Grant Boosts Radford University’s Literacy Efforts In Roanoke Schools
RADFORD -- In recognition of its ongoing efforts to increase student achievement in Roanoke’s public schools, Radford University recently received $180,645 in grant funding for its project “Teach for Achievement: Data Driven Instruction for Grades 3-5.”
Funded through the State Council of Higher Education for Virginia, the project, now in its second year, builds upon efforts to increase teachers’ knowledge in reading instruction in a way that impacts student achievement in reading, science, social studies and math. In addition, the project seeks to build up the capacity of leadership teams in high-needs schools to improve literacy support and instruction for older struggling readers. Focus will be placed on more than 60 teachers in Roanoke City Public Schools who attend a summer learning institute and receive professional development throughout the school year.
“We know the value of reading, and the many opportunities successful readers have in our information-rich world,” said project co-director Jennifer Jones, who coordinated the grant efforts with fellow RU associate professor Eric Mesmer. “I was so excited to have the opportunity to continue our work with Roanoke City Public Schools. It has been such a pleasure to work with the leadership there, as well as the teachers and students.”

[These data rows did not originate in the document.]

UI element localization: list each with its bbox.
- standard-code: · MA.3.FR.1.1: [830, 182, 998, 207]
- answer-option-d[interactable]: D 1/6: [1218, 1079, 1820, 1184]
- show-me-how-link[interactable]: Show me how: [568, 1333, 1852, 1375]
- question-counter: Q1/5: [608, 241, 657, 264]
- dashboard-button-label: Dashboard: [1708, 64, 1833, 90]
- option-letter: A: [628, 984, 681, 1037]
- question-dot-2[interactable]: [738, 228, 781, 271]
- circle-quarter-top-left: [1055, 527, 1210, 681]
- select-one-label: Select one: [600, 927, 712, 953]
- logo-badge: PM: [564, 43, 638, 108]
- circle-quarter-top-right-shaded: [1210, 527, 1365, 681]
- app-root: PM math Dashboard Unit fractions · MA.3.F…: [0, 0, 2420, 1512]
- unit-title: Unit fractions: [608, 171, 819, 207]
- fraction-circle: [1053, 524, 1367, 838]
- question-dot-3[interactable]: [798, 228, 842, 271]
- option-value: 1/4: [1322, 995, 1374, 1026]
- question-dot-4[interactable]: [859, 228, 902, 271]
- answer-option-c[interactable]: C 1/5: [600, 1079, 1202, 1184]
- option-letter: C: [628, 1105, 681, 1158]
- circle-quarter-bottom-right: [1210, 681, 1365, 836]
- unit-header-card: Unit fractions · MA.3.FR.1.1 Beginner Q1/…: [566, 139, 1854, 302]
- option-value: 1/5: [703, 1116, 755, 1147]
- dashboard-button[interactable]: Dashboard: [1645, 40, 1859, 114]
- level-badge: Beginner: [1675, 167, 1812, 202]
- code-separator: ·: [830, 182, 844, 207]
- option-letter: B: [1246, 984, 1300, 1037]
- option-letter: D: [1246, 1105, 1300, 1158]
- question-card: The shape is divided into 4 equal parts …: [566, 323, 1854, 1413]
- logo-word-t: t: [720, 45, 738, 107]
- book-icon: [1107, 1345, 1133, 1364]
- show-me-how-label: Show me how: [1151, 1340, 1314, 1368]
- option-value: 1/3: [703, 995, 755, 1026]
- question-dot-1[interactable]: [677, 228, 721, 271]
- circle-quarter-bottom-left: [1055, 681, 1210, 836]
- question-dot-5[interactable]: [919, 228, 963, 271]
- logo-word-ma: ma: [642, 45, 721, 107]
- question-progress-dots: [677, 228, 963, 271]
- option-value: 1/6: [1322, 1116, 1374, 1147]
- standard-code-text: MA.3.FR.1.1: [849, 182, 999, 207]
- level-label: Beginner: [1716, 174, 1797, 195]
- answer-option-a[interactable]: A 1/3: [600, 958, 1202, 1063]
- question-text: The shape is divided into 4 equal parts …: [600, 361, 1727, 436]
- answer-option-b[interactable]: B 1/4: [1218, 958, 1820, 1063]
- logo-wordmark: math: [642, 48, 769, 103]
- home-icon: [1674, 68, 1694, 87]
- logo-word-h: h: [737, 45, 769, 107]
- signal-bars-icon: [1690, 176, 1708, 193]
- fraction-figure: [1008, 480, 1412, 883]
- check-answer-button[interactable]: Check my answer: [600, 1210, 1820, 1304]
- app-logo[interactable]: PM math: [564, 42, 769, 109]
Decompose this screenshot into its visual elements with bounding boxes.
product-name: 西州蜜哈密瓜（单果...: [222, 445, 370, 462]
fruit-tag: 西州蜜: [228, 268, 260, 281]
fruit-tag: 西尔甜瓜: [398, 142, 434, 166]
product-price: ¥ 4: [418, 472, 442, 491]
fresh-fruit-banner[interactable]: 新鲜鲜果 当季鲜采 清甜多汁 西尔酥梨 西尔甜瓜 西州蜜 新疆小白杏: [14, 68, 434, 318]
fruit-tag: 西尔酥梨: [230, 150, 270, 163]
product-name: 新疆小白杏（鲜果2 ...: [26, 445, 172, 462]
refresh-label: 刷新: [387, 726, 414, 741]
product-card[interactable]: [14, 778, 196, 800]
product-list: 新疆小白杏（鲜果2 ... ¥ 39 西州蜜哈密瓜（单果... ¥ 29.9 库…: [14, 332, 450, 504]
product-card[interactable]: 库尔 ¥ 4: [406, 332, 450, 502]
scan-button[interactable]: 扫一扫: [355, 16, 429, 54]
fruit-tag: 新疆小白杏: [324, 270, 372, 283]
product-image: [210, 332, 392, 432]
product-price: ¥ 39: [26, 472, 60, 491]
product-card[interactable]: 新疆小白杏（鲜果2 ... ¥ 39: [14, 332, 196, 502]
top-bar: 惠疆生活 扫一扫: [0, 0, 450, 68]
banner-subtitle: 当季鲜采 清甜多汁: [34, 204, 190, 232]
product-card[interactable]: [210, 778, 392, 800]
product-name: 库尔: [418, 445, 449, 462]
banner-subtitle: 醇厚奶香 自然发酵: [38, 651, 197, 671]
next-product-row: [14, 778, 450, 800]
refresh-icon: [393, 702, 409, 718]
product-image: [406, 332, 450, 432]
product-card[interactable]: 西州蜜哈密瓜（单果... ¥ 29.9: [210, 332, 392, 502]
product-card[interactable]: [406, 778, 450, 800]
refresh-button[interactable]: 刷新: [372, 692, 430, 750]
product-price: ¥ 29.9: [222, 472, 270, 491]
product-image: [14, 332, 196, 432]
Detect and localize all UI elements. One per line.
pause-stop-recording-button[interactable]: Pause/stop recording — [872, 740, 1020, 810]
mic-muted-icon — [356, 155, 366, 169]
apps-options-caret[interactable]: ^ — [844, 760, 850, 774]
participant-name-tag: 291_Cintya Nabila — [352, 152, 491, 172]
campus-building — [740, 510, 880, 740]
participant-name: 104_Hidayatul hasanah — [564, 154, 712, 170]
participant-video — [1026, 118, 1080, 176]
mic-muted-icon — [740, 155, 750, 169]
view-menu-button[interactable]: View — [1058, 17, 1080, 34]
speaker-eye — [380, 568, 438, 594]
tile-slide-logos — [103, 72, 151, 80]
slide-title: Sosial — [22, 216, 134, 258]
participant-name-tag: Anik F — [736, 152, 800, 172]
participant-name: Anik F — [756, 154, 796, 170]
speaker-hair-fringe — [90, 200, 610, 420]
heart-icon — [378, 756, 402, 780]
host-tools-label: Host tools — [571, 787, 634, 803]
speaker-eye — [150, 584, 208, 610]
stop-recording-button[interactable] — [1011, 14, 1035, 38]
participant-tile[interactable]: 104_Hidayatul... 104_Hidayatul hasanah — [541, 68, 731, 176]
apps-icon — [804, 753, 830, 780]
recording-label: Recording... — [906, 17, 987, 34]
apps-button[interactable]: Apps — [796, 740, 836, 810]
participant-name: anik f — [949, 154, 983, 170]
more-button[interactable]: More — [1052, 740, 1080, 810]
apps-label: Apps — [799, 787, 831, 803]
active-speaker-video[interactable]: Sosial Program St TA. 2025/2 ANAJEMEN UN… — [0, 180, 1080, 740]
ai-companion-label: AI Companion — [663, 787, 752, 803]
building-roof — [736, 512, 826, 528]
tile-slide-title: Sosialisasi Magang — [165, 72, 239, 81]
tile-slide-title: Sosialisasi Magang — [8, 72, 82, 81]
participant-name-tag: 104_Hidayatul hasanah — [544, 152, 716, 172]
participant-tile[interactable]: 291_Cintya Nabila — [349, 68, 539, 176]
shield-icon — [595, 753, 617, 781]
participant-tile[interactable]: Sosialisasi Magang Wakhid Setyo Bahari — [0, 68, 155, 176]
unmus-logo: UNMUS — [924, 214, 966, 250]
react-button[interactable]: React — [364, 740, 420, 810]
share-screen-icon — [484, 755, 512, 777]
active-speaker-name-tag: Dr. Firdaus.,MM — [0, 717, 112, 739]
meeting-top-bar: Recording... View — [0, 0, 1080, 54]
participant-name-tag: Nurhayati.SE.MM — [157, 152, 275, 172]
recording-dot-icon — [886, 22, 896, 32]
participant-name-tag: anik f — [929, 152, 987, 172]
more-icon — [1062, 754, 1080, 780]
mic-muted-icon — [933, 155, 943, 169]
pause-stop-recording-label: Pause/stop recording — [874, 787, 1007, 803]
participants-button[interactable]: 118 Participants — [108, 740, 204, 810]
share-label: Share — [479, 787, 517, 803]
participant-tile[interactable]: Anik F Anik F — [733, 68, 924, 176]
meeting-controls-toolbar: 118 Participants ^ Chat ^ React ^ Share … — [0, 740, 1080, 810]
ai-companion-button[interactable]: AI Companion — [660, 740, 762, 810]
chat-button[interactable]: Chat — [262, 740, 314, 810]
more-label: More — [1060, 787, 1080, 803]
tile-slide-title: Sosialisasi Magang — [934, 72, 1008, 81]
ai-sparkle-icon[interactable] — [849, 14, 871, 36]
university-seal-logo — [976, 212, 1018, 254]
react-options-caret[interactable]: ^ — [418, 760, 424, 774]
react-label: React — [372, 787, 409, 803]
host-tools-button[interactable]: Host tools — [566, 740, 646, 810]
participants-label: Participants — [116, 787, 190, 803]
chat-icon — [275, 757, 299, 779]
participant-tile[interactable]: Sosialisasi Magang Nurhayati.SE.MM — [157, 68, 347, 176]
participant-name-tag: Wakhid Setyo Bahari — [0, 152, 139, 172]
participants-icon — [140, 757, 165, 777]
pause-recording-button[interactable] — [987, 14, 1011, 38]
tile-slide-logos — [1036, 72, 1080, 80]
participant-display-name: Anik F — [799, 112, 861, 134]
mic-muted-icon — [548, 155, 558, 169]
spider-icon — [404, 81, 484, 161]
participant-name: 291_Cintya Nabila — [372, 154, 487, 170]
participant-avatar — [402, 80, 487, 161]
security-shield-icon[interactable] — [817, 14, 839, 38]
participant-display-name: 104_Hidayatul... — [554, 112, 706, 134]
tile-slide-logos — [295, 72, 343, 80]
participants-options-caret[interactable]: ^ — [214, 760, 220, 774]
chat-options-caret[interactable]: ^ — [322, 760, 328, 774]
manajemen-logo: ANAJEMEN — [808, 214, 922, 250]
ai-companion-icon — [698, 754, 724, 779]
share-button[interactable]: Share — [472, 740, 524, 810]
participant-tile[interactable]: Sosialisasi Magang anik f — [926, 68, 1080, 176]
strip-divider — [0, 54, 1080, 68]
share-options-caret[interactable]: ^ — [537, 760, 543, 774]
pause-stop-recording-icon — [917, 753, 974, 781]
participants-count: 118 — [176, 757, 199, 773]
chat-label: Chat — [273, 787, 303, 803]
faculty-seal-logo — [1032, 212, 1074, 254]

Assessment and support systems are readily available for struggling readers in the primary grades, according to Jones, however when students enter grades three-to-five, literacy screenings are not readily used and support systems are often lacking.
“This makes it easy for kids to ‘slip through the cracks,’ and causes even greater struggles and potential issues in the middle school grades,” she said. “In grades three-to-five, students are expected to read, to read more, and to read informational texts.”
The project helps teachers use data to form their instruction at the classroom level, as well as small group instruction aimed at specific reading needs, Jones explained.
“Teachers will use data to tailor instruction, and select appropriate texts for students,” she said. “We will also work to develop school leadership and professional development teams that will help move the work forward once the grant funding is no longer available in a year.”
This year’s grant money will allow the project to deliver ongoing, consistent professional development by offering training to teachers. This will be followed with modeling successful comprehension strategies, allowing teachers to use an assessment system to further help them monitor students’ progress and adjust instruction accordingly.
“We will highlight success stories from our grant, as well as from the research and work of others,” said Jones. “It will serve as a learning forum and network for systems across the state.”